Rechtsfragen bei der CD-Produktion (3) – Verträge

In dieser Workshop-Folge geht es um die Frage, wer mit wem welche Verträge abschließen muss, um einen Tonträger veröffentlichen zu können.

Bei einer CD-Produktion treffen viele unterschiedliche Interessen aufeinander. Damit das nicht im Chaos endet, schließen die Beteiligten Verträge ab. Wer mit wem und warum, soll Thema dieser Workshop-Folge sein. Beispiel: Plattenfirma P will die Musik und die Texte von Komponist K verwenden, um diese auf dem neuen Album der bekannten Popgruppe XY zu veröffentlichen.
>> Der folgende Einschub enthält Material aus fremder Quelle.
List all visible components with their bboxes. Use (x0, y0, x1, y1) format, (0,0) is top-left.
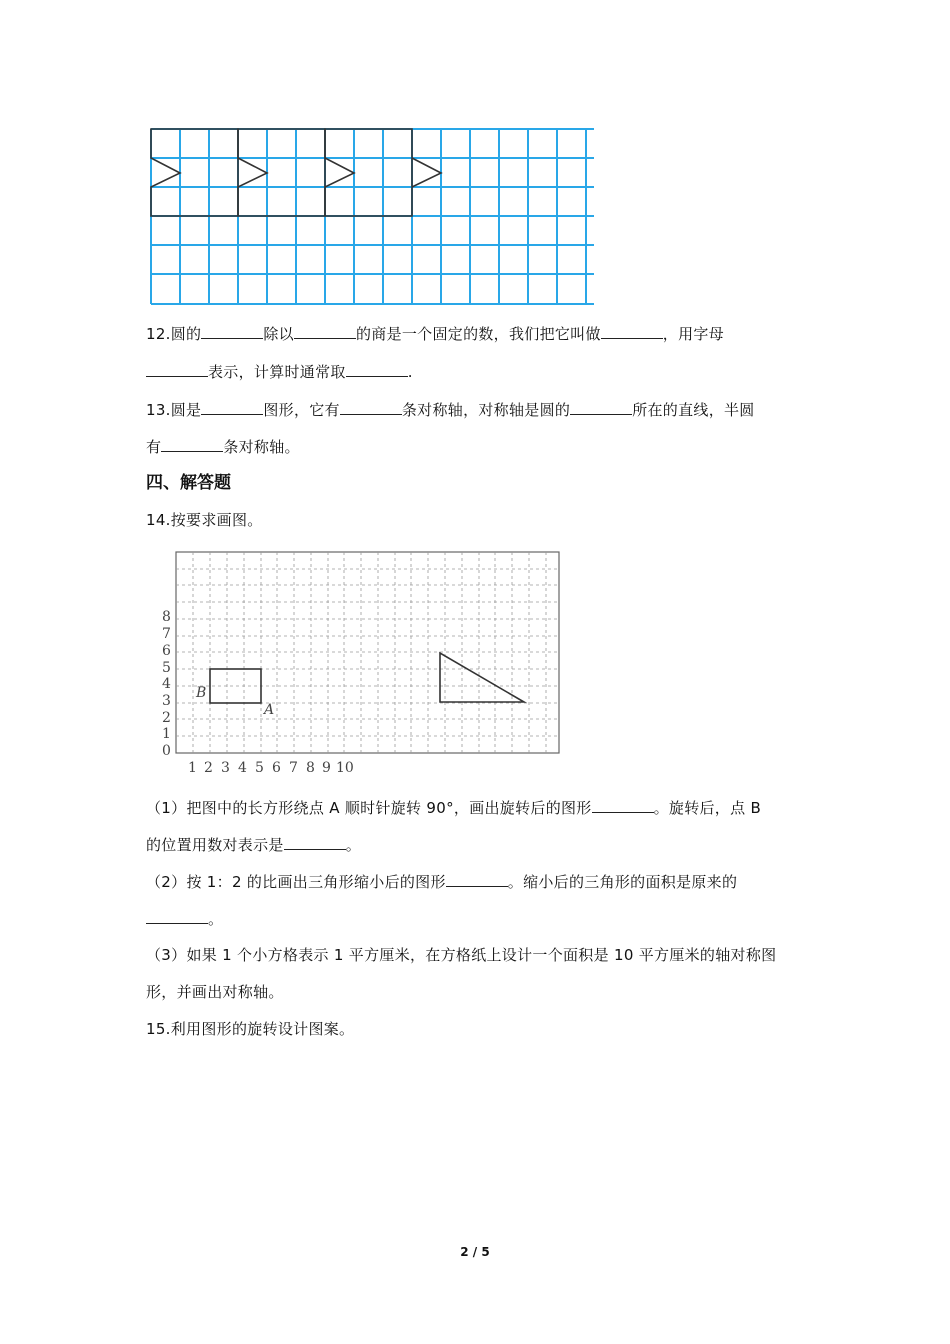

Was ist zu tun?

Thema der vorigen Workshop-Folge waren die unterschiedlichen Rechte, hier zur Erinnerung die drei zentralen Elemente:

  • Die Urheberrechte liegen beim Komponisten/Texter (im Beispiel: Komponist K)
  • Leistungsschutzrechte genießen die ausübenden Künstler (im Beispiel: Popgruppe XY)
  • Weitere Leistungsschutzrechte hat der Tonträgerhersteller inne (im Beispiel: Plattenfirma P)
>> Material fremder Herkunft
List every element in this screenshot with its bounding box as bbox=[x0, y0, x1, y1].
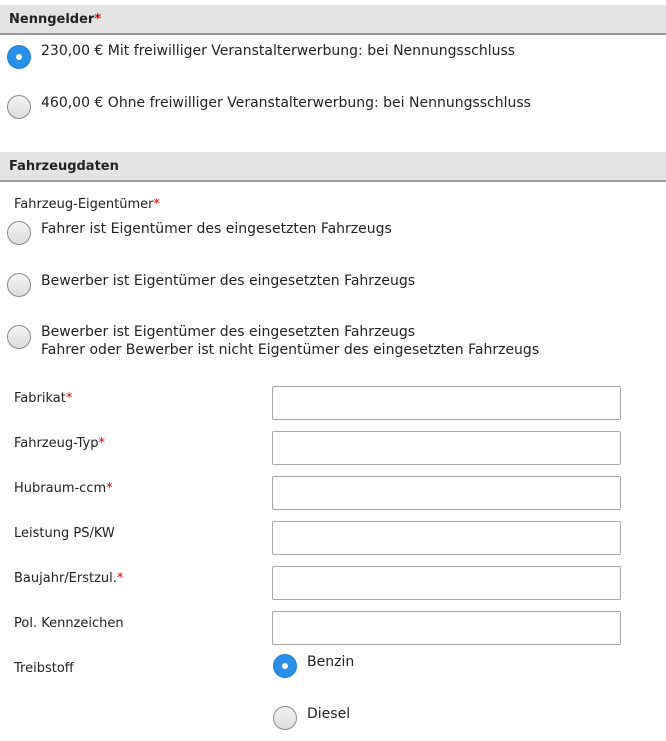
make-input[interactable] bbox=[272, 386, 621, 420]
radio-button[interactable] bbox=[7, 95, 31, 119]
radio-button[interactable] bbox=[7, 273, 31, 297]
fuel-label: Treibstoff bbox=[14, 661, 74, 676]
plate-input[interactable] bbox=[272, 611, 621, 645]
fuel-option-label: Benzin bbox=[307, 654, 355, 670]
plate-label: Pol. Kennzeichen bbox=[14, 616, 124, 631]
owner-option-label: Bewerber ist Eigentümer des eingesetzten Fahrzeugs bbox=[41, 273, 416, 289]
make-label: Fabrikat* bbox=[14, 391, 73, 406]
radio-button-checked[interactable] bbox=[7, 45, 31, 69]
year-label: Baujahr/Erstzul.* bbox=[14, 571, 124, 586]
displacement-label: Hubraum-ccm* bbox=[14, 481, 113, 496]
vehicle-type-label: Fahrzeug-Typ* bbox=[14, 436, 106, 451]
fee-option-label: 230,00 € Mit freiwilliger Veranstalterwerbung: bei Nennungsschluss bbox=[41, 43, 516, 59]
displacement-input[interactable] bbox=[272, 476, 621, 510]
vehicle-section-title: Fahrzeugdaten bbox=[9, 159, 119, 174]
radio-button[interactable] bbox=[273, 706, 297, 730]
fees-section-title: Nenngelder* bbox=[9, 12, 102, 27]
fees-section-header bbox=[0, 5, 666, 35]
year-input[interactable] bbox=[272, 566, 621, 600]
owner-option-label-line1: Bewerber ist Eigentümer des eingesetzten Fahrzeugs bbox=[41, 324, 416, 340]
power-label: Leistung PS/KW bbox=[14, 526, 115, 541]
power-input[interactable] bbox=[272, 521, 621, 555]
owner-label: Fahrzeug-Eigentümer* bbox=[14, 197, 160, 212]
radio-button[interactable] bbox=[7, 325, 31, 349]
fee-option-label: 460,00 € Ohne freiwilliger Veranstalterwerbung: bei Nennungsschluss bbox=[41, 95, 531, 111]
vehicle-type-input[interactable] bbox=[272, 431, 621, 465]
owner-option-label-line2: Fahrer oder Bewerber ist nicht Eigentümer des eingesetzten Fahrzeugs bbox=[41, 342, 540, 358]
radio-button[interactable] bbox=[7, 221, 31, 245]
radio-button-checked[interactable] bbox=[273, 654, 297, 678]
vehicle-section-header bbox=[0, 152, 666, 182]
fuel-option-label: Diesel bbox=[307, 706, 351, 722]
owner-option-label: Fahrer ist Eigentümer des eingesetzten Fahrzeugs bbox=[41, 221, 392, 237]
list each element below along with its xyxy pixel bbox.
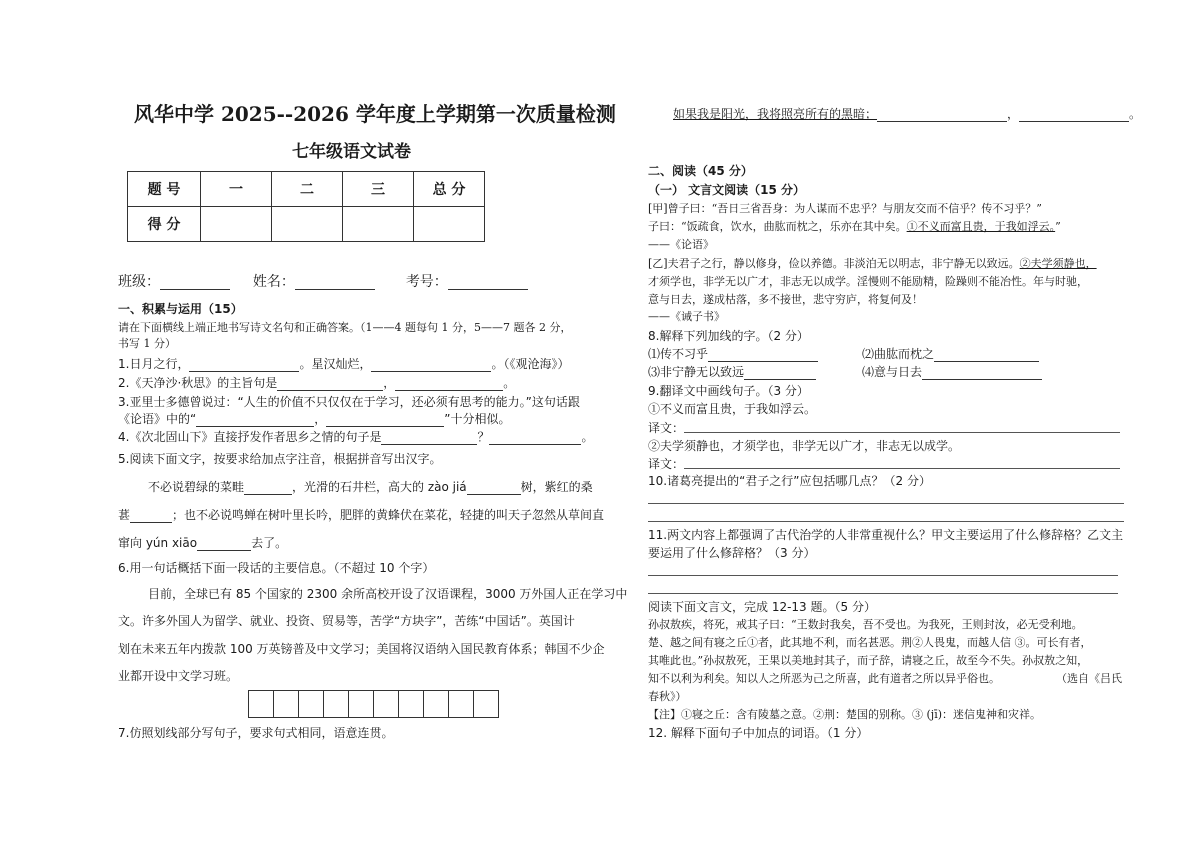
passage-c-line-3: 其唯此也。”孙叔敖死，王果以美地封其子，而子辞，请寝之丘，故至今不失。孙叔敖之知，: [648, 654, 1089, 667]
passage-yi-line-2: 才须学也，非学无以广才，非志无以成学。淫慢则不能励精，险躁则不能冶性。年与时驰，: [648, 275, 1088, 288]
question-10: 10.诸葛亮提出的“君子之行”应包括哪几点？（2 分）: [648, 474, 931, 488]
score-row-label: 得 分: [128, 207, 201, 242]
q11-answer-line-1[interactable]: [648, 575, 1118, 576]
q6-passage-line-2: 文。许多外国人为留学、就业、投资、贸易等，苦学“方块字”，苦练“中国话”。英国计: [118, 614, 575, 628]
question-2: 2.《天净沙·秋思》的主旨句是 ， 。: [118, 376, 516, 390]
score-header-3: 三: [343, 172, 414, 207]
exam-title: 风华中学 2025--2026 学年度上学期第一次质量检测: [134, 102, 616, 126]
q9-translation-2-line[interactable]: [684, 468, 1120, 469]
score-header-2: 二: [272, 172, 343, 207]
question-5: 5.阅读下面文字，按要求给加点字注音，根据拼音写出汉字。: [118, 452, 442, 466]
section1-instruction-2: 书写 1 分）: [118, 337, 176, 350]
passage-yi-source: ——《诫子书》: [648, 310, 725, 323]
question-4: 4.《次北固山下》直接抒发作者思乡之情的句子是 ？ 。: [118, 430, 594, 444]
passage-c-source: （选自《吕氏: [1056, 672, 1122, 685]
class-field[interactable]: [160, 276, 230, 290]
q10-answer-line-1[interactable]: [648, 503, 1124, 504]
student-info: [118, 274, 528, 290]
answer-blank[interactable]: [197, 537, 251, 551]
score-cell-3[interactable]: [343, 207, 414, 242]
q9-translation-2-label: 译文：: [648, 457, 685, 471]
q8-item-1: ⑴传不习乎: [648, 346, 818, 362]
score-cell-total[interactable]: [414, 207, 485, 242]
section1-heading: 一、积累与运用（15）: [118, 302, 243, 316]
answer-blank[interactable]: [489, 431, 581, 445]
question-6: 6.用一句话概括下面一段话的主要信息。（不超过 10 个字）: [118, 561, 435, 575]
passage-c-line-2: 楚、越之间有寝之丘①者，此其地不利，而名甚恶。荆②人畏鬼，而越人信 ③。可长有者，: [648, 636, 1092, 649]
passage-jia-line-2: 子曰：“饭疏食，饮水，曲肱而枕之，乐亦在其中矣。①不义而富且贵，于我如浮云。”: [648, 220, 1061, 233]
q6-passage-line-3: 划在未来五年内拨款 100 万英镑普及中文学习；美国将汉语纳入国民教育体系；韩国不少企: [118, 642, 605, 656]
score-header-total: 总 分: [414, 172, 485, 207]
question-1: 1.日月之行， 。星汉灿烂， 。（《观沧海》）: [118, 357, 570, 371]
score-cell-2[interactable]: [272, 207, 343, 242]
q7-example: 如果我是阳光，我将照亮所有的黑暗； ， 。: [673, 107, 1142, 121]
passage-c-source-cont: 春秋》）: [648, 690, 687, 703]
question-11-cont: 要运用了什么修辞格？（3 分）: [648, 546, 816, 560]
passage-yi-line-3: 意与日去，遂成枯落，多不接世，悲守穷庐，将复何及！: [648, 293, 923, 306]
number-label: 考号：: [405, 274, 448, 290]
answer-blank[interactable]: [130, 509, 172, 523]
answer-blank[interactable]: [934, 348, 1039, 362]
question-11: 11.两文内容上都强调了古代治学的人非常重视什么？甲文主要运用了什么修辞格？乙文主: [648, 528, 1124, 542]
q5-passage-line-2: 葚 ；也不必说鸣蝉在树叶里长吟，肥胖的黄蜂伏在菜花，轻捷的叫天子忽然从草间直: [118, 508, 605, 522]
name-label: 姓名：: [252, 274, 295, 290]
answer-blank[interactable]: [277, 377, 383, 391]
question-3-cont: 《论语》中的“ ， ”十分相似。: [118, 412, 511, 426]
passage-c-line-1: 孙叔敖疾，将死，戒其子曰：“王数封我矣，吾不受也。为我死，王则封汝，必无受利地。: [648, 618, 1083, 631]
reading-2-heading: 阅读下面文言文，完成 12-13 题。（5 分）: [648, 600, 876, 614]
q11-answer-line-2[interactable]: [648, 593, 1118, 594]
q6-passage-line-1: 目前，全球已有 85 个国家的 2300 余所高校开设了汉语课程，3000 万外国人正在学习中: [148, 587, 628, 601]
score-table: [127, 171, 485, 242]
exam-subtitle: 七年级语文试卷: [292, 142, 411, 162]
q9-item-2: ②夫学须静也，才须学也，非学无以广才，非志无以成学。: [648, 439, 961, 453]
passage-yi-line-1: [乙]夫君子之行，静以修身，俭以养德。非淡泊无以明志，非宁静无以致远。②夫学须静也，: [648, 257, 1097, 270]
score-header-label: 题 号: [128, 172, 201, 207]
passage-jia-line-1: [甲]曾子曰：“吾日三省吾身：为人谋而不忠乎？与朋友交而不信乎？传不习乎？”: [648, 202, 1042, 215]
q8-item-4: ⑷意与日去: [862, 364, 1042, 380]
answer-blank[interactable]: [467, 481, 521, 495]
q5-passage-line-1: 不必说碧绿的菜畦 ，光滑的石井栏，高大的 zào jiá 树，紫红的桑: [148, 480, 593, 494]
q8-item-2: ⑵曲肱而枕之: [862, 346, 1039, 362]
section2-heading: 二、阅读（45 分）: [648, 164, 753, 178]
answer-blank[interactable]: [708, 348, 818, 362]
passage-c-line-4: 知不以利为利矣。知以人之所恶为己之所喜，此有道者之所以异乎俗也。: [648, 672, 1000, 685]
score-cell-1[interactable]: [201, 207, 272, 242]
answer-blank[interactable]: [326, 413, 444, 427]
q9-item-1: ①不义而富且贵，于我如浮云。: [648, 402, 817, 416]
answer-blank[interactable]: [922, 366, 1042, 380]
answer-blank[interactable]: [395, 377, 503, 391]
q9-translation-1-line[interactable]: [684, 432, 1120, 433]
question-9: 9.翻译文中画线句子。（3 分）: [648, 384, 809, 398]
score-header-1: 一: [201, 172, 272, 207]
answer-blank[interactable]: [244, 481, 292, 495]
section1-instruction: 请在下面横线上端正地书写诗文名句和正确答案。（1——4 题每句 1 分，5——7 题各 2 分，: [118, 321, 572, 334]
name-field[interactable]: [295, 276, 375, 290]
answer-blank[interactable]: [371, 358, 491, 372]
passage-c-note: 【注】①寝之丘：含有陵墓之意。②荆：楚国的别称。③ (jī)：迷信鬼神和灾祥。: [648, 708, 1042, 721]
question-8: 8.解释下列加线的字。（2 分）: [648, 329, 809, 343]
q6-passage-line-4: 业都开设中文学习班。: [118, 669, 239, 683]
q10-answer-line-2[interactable]: [648, 521, 1124, 522]
answer-grid[interactable]: [248, 690, 499, 718]
answer-blank[interactable]: [196, 413, 314, 427]
question-12: 12. 解释下面句子中加点的词语。（1 分）: [648, 726, 869, 740]
question-7: 7.仿照划线部分写句子，要求句式相同，语意连贯。: [118, 726, 394, 740]
q8-item-3: ⑶非宁静无以致远: [648, 364, 816, 380]
answer-blank[interactable]: [381, 431, 477, 445]
answer-blank[interactable]: [189, 358, 299, 372]
class-label: 班级：: [118, 274, 160, 290]
q5-passage-line-3: 窜向 yún xiāo 去了。: [118, 536, 288, 550]
answer-blank[interactable]: [744, 366, 816, 380]
number-field[interactable]: [448, 276, 528, 290]
passage-jia-source: ——《论语》: [648, 238, 714, 251]
q9-translation-1-label: 译文：: [648, 421, 685, 435]
answer-blank[interactable]: [877, 108, 1007, 122]
part1-heading: （一） 文言文阅读（15 分）: [648, 183, 806, 197]
question-3: 3.亚里士多德曾说过：“人生的价值不只仅仅在于学习，还必须有思考的能力。”这句话跟: [118, 395, 580, 409]
answer-blank[interactable]: [1019, 108, 1129, 122]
Welche Rechte zur CD-Veröffentlichung eingeholt werden müssen

Da es die Plattenfirma P ist, die das Album aufnehmen lässt, erwachsen ihr selbst die Leistungsschutzrechte des Tonträgerherstellers, sie müssen also nicht extra von ihr erworben werden. Die Leistungsschutzrechte der ausübenden Künstler erwirbt die Plattenfirma P, indem sie einen „Plattenvertrag“ mit der Popformation XY schließt. Im Rahmen dieses Vertrages verpflichtet sich die Popformation dazu, das Album aufzunehmen und alle Leistungsschutzrechte, welche die Popformation XY im Rahmen der Aufnahmen erwirbt, auf die Plattenfirma P zu übertragen. Für die Teilnahme an den Aufnahmen und die Übertragung der Leistungsschutzrechte erhält die Popformation XY eine Beteiligung an den Erlösen, welche die Plattenfirma aus der Verwertung (Verkauf) erzielt. Solche Plattenverträge können auf zwei Arten gestaltet sein: als Bandübernahme-Vertrag oder Künstler-Exklusiv-Vertrag.

Wie in den meisten Fällen, ist der Beispiel-Komponist/Texter K Mitglied bei der Verwertungsgesellschaft GEMA (vgl. Ausgabe 6/2007). Die entsprechenden Verwertungsrechte kann die Plattenfirma P also direkt bei der GEMA einholen. Sie muss keinen Vertrag mit dem Komponisten selbst schließen. Dies ist ein wesentlicher Unterschied zur genannten Einholung der Leistungsschutzrechte der ausübenden Künstler. Die GEMA ist sogar verpflichtet, jedem, der die Kompositionen eines Komponisten/Texters nutzen will, die erforderlichen Rechte einzuräumen!

Bitte beachten: Bei einer sog. Bearbeitung, die in Teil 1 der „Rechtsfragen bei der CD-Produktion“ beschrieben wurde, ist auch immer die Zustimmung des Urhebers bzw. dessen Verlags einzuholen. Soll die Musik mit Bildern kombiniert werden, muss man auch das sog. „Sync-Right“ einholen. Inhaber von Sync-Rights sind die Urheber und Inhaber der Leistungsschutzrechte. Wer z.B. für einen TV-Werbespot Musik aus der hier besprochenen Beispiel-Produktion der Plattenfirma P verwenden möchte, benötigt sowohl das Sync-Right von Komponist K (bzw. dessen Verlag) als auch das Sync-Right von Plattenfirma P (die ja Inhaber der Leistungsschutzrechte der Popgruppe XY als auch des Tonträgerherstellers ist). Das Bearbeitungsrecht und das Sync-Right müssen bei Bedarf unabhängig von weiteren Rechten eingeholt werden.

Auf den Punkt gebracht

  • Die Leistungsschutzrechte der ausübenden Künstler erwirbt die Plattenfirma über einen Bandübernahmevertrag oder einen Künstlerexklusivvertrag.
  • Die Urheberrechte des Komponisten/Texter K werden von der GEMA lizenziert.
  • Das Bearbeitungsrecht ist von den Komponisten/Verlagen einzuholen.
  • Das Recht zur Verbindung von Musik mit Bildern (Sync-Right) ist von den Inhabern der Urheberrechte und auch der Leistungsschutzrechte einzuholen.